Pour aller dans le sens inverse, la solution est simple : « Une fiscalité écologique européenne, avec le principe du pollueur-payeur », explique Michèle Rivasi. Et si l’homogénéisation européenne ne vient pas, « il faudra une taxe française, alors que 18 pays européens en ont déjà une », poursuit l’eurodéputée.
Quant aux infrastructures existantes, selon les chiffres récoltés par Daniel Ibanez (disponibles ici), elles sont loin d’être dépassées. La ligne ferroviaire actuelle qui passe par le tunnel du Mont-Cenis n’est utilisée qu’à 15 % de ses capacités. Elle a vu passer 3,4 millions de tonnes seulement en 2012 contre 9,8 millions en 1983.
Alors que des études montrent que 22,5 millions de tonnes pourraient transiter par cette voie, qui a bénéficié d’aménagements récemment. Cela équivaut à 1,2 millions de camions circulant sur les routes et dont les marchandises pourraient aujourd’hui être transportées par le rail, d’après Ibanez.

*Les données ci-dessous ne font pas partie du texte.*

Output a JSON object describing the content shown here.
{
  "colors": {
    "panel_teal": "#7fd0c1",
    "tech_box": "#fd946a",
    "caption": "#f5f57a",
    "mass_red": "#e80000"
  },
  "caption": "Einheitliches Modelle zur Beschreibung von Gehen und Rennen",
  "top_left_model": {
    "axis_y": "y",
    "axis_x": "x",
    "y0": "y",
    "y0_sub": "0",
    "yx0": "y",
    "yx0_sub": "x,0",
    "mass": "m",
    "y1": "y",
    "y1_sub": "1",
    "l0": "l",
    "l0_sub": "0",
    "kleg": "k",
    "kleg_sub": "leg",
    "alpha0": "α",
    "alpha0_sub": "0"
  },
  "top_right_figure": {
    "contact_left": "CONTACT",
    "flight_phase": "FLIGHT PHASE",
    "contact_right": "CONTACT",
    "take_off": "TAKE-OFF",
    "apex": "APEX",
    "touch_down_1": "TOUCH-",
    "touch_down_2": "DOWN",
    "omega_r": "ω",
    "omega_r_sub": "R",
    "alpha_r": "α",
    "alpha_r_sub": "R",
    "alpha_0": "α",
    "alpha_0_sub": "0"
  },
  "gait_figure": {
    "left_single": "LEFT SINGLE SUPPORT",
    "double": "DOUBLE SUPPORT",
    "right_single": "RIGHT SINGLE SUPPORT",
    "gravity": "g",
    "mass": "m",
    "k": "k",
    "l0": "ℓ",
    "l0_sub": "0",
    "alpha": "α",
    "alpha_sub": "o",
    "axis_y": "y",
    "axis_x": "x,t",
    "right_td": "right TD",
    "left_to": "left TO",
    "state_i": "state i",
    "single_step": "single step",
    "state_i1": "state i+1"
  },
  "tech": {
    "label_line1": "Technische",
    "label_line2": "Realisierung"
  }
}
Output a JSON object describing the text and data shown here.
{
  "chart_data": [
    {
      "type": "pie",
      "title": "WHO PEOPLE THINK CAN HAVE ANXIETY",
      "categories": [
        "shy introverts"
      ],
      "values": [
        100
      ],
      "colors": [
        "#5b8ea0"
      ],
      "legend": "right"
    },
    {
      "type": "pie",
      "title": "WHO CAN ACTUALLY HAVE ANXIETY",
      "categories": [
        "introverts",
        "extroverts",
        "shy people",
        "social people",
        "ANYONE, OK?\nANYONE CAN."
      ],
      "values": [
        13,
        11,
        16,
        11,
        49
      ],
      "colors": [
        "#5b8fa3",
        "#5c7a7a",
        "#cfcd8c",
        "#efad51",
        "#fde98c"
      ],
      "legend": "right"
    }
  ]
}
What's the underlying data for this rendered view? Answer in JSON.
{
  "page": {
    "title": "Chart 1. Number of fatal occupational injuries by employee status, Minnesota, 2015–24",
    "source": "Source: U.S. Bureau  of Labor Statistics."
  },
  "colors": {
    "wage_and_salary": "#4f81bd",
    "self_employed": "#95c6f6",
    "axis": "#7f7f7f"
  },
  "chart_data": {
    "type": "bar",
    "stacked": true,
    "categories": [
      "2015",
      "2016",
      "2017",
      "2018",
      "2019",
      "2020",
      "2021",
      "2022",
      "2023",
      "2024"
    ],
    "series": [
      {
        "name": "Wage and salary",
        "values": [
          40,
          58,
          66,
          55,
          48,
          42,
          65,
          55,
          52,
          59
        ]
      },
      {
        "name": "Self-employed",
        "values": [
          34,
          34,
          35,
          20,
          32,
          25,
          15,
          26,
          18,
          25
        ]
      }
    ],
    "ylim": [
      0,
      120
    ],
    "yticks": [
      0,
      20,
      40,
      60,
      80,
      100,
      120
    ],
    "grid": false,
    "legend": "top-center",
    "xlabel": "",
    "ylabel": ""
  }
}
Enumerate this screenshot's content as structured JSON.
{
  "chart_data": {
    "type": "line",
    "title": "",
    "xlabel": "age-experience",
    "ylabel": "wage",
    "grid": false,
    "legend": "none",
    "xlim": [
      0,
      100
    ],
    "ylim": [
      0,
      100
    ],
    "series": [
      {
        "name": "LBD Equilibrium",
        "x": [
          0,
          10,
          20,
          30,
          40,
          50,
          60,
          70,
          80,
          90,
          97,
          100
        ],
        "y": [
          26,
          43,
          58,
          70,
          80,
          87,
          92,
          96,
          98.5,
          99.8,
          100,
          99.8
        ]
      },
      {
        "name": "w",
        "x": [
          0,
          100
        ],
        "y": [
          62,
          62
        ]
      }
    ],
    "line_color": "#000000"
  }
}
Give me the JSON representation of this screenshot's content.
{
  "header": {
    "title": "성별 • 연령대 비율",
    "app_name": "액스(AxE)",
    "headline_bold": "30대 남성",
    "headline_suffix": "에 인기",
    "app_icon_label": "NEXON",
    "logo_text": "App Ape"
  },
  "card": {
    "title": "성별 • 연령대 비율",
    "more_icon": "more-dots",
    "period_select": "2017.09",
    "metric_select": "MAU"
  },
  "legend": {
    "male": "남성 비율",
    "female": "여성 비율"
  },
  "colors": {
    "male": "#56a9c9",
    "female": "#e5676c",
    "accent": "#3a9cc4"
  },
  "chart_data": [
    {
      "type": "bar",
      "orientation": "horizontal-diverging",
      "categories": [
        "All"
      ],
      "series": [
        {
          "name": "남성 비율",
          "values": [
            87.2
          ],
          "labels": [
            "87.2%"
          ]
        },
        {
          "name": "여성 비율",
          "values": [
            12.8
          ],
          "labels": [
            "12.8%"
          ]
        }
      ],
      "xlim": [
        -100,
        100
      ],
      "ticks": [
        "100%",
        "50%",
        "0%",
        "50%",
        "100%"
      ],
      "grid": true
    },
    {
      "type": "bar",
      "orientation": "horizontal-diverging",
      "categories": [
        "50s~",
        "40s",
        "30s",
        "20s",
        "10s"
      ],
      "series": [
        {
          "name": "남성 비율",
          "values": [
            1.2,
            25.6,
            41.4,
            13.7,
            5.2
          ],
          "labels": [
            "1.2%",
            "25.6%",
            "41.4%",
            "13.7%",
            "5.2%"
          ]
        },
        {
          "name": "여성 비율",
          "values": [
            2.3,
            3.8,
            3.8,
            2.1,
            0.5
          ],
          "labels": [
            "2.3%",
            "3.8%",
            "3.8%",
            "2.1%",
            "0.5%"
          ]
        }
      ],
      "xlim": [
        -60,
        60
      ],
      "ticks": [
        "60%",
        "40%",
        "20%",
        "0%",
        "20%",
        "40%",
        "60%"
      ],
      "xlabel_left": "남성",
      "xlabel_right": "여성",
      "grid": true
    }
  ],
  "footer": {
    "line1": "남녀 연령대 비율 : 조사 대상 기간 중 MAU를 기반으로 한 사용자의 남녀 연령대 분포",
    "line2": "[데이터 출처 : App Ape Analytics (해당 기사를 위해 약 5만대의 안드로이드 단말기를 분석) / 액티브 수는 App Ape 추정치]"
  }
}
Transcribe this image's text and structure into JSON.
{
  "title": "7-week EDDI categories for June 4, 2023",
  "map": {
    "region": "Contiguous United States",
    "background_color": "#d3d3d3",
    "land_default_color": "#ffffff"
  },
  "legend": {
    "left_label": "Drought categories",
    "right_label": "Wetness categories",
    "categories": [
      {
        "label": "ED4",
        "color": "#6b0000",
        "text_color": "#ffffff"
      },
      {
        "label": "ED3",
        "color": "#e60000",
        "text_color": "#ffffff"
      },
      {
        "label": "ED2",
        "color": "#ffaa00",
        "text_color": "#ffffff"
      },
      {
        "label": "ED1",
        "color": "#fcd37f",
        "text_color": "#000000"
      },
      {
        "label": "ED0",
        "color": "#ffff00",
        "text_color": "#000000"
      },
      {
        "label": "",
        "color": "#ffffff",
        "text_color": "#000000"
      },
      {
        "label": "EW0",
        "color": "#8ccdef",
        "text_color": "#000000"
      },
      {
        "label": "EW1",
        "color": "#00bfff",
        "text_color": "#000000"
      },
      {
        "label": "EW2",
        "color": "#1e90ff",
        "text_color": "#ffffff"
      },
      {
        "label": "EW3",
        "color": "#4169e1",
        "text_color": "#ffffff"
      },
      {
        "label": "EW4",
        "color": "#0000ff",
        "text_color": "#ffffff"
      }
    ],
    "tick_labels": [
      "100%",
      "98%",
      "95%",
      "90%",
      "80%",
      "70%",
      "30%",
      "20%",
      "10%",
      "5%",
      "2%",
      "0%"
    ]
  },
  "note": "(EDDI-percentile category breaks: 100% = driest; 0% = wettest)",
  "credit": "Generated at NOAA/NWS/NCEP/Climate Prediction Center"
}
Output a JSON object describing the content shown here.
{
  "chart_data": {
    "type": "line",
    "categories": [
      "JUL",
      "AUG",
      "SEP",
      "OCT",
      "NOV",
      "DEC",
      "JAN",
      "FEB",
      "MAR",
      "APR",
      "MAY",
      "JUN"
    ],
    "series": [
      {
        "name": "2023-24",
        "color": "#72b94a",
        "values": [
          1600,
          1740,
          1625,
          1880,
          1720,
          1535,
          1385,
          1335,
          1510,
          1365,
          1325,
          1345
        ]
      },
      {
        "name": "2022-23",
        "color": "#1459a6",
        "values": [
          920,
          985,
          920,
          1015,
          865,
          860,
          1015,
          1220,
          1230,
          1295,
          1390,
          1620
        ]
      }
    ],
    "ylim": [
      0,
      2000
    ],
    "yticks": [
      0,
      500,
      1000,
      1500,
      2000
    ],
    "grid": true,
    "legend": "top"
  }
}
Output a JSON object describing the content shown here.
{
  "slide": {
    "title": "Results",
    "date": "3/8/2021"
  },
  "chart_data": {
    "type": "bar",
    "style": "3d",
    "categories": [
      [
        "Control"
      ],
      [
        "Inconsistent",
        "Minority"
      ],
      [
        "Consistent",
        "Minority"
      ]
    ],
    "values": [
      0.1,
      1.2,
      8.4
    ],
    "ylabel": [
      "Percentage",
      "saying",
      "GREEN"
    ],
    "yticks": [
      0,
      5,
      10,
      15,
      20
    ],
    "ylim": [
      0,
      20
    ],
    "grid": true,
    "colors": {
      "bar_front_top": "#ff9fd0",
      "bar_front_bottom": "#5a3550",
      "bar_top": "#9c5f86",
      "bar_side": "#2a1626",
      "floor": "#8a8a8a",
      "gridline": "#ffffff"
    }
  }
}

Pour l’italienne Monica Frassoni, « l’objectif, dans les prochains mois, c’est de bloquer ce projet ». Même si, pour François-Michel Lambert, « cela ressemble à un projet qui sera acté dans le prochain quinquennat. Cela fait dix fois que la décision doit être prise, et toujours rien ».
Dessin : Red ! pour Reporterre »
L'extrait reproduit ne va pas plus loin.